In New Jersey, 2 stomachs from individuals collected during spring migration: 77% polychaetes, 18% detritus, 3% horseshoe crab eggs, 2% sand (N. Tsipoura pers. comm). Average prey size for 3 stomach samples from central coastal California about 5 mm (n = 137 prey items; Recher 1966). Fly larvae found in feces from Venezuela were about 10 mm, larvae of long-legged flies 0.58 mm ± 0.015 SE (n = 108), larvae of beach flies 0.053 mm ± 0.001 SE (n = 60), bivalve mollusks 0.52 mm ± 0.022 SE (n = 45), copepod crustaceans 0.41 mm ± 0.016 SE (n = 111). No difference in size of prey items between males and females in Venezuela, but difference in composition: males (n = 19 fecal samples)—31% copepod crustaceans, 54% long-legged fly larvae, 14% bivalve mollusks, 1% beach fly larvae; females (n = 20 fecal samples)—37% copepod crustaceans, 37% long-legged fly larvae, 25% bivalve mollusks, 1% beach fly larvae (G = 15.49, p < 0.0001); similar differences at second site (Smith 1998). Fewer prey items found in male feces than in female feces, per-haps because copepods and bivalves of females are smaller than fly larvae consumed by males (Smith 1998).

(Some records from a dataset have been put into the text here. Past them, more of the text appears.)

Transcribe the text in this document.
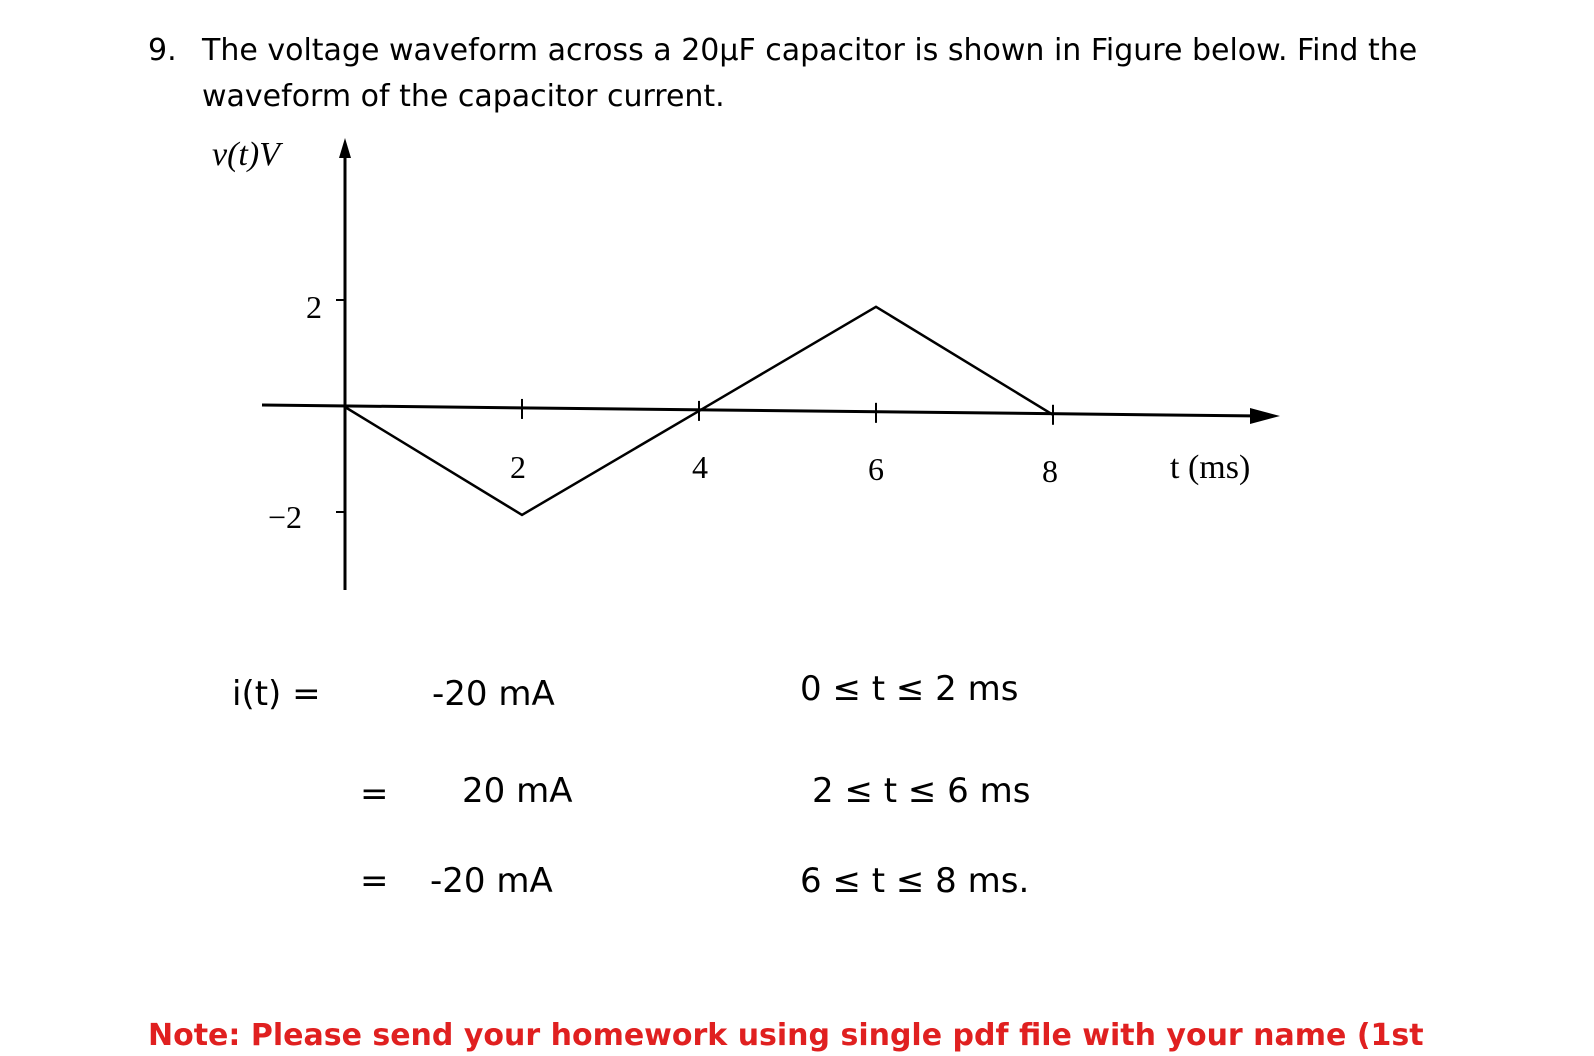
9. The voltage waveform across a 20µF capacitor is shown in Figure below. Find the waveform of the capacitor current.
v(t)V
t (ms)
2
−2
2	4	6	8
i(t) =	-20 mA	0 ≤ t ≤ 2 ms
= 20 mA	2 ≤ t ≤ 6 ms
= -20 mA	6 ≤ t ≤ 8 ms.
Note: Please send your homework using single pdf file with your name (1st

Semipalmated Plovers have small but powerful bills, most suitable for snatching prey from surface, but also exhibit some hammering to depth of bill. Chooses wide selection of surface prey species and sizes depending on location; can be either highly selective or opportunistic, depending on location (Baker 1977, Strauch and Abele 1979, Michaud and Ferron 1990, Skagen and Oman 1996).

No data on nutrition. See Skagen and Oman 1996 for Semipalmated Sandpipers, which over-lap in diet with Semipalmated Plovers in parts of northern range. For average caloric content of most common prey, see Gratto-Trevor 1992 .

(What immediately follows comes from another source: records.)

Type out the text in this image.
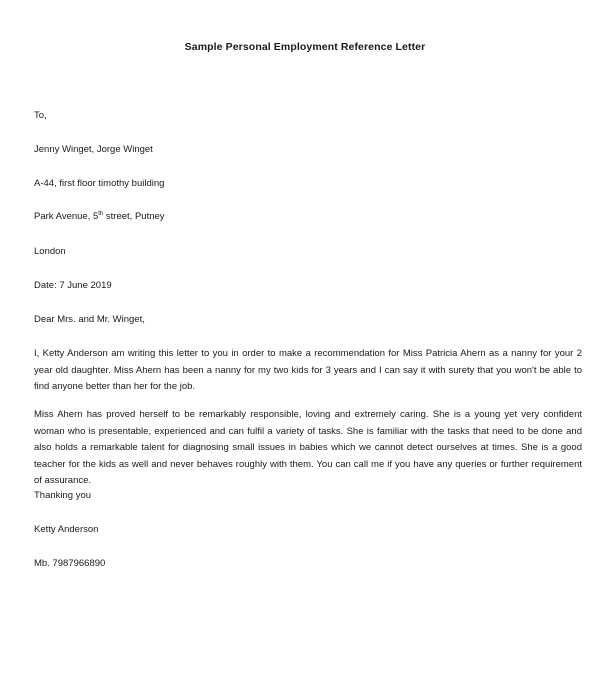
Sample Personal Employment Reference Letter
To,
Jenny Winget, Jorge Winget
A-44, first floor timothy building
Park Avenue, 5th street, Putney
London
Date: 7 June 2019
Dear Mrs. and Mr. Winget,
I, Ketty Anderson am writing this letter to you in order to make a recommendation for Miss Patricia Ahern as a nanny for your 2 year old daughter. Miss Ahern has been a nanny for my two kids for 3 years and I can say it with surety that you won't be able to find anyone better than her for the job.
Miss Ahern has proved herself to be remarkably responsible, loving and extremely caring. She is a young yet very confident woman who is presentable, experienced and can fulfil a variety of tasks. She is familiar with the tasks that need to be done and also holds a remarkable talent for diagnosing small issues in babies which we cannot detect ourselves at times. She is a good teacher for the kids as well and never behaves roughly with them. You can call me if you have any queries or further requirement of assurance.
Thanking you
Ketty Anderson
Mb. 7987966890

Basal metabolic rate was determined for adult breeding Semipalmated Plovers placed in a metabolic chamber for 12 h and monitored over a range of temperatures (–10° to 30°C); minimum O₂ consumption occurred at 20°C (n = 6; M. Williamson pers. comm.). Basal metabolic rate >25%, greater than predicted by general equation relating body mass to basal metabolic rate (M. Williamson pers. comm.), but similar to that found in Little Ringed Plover (Kendeigh et al. 1977, Kersten and Piersma 1987).

In Venezuela, most fecal pellets contain identifiable prey, including insect mandibles, legs, and setae (polychaetes; Smith 1998). Drinking commonly observed on breeding grounds (EN) and during migration. Relative salt gland mass is 0.07 (g/g body mass) for congeneric Common Ringed Plover (Rubega and Robinson 1997).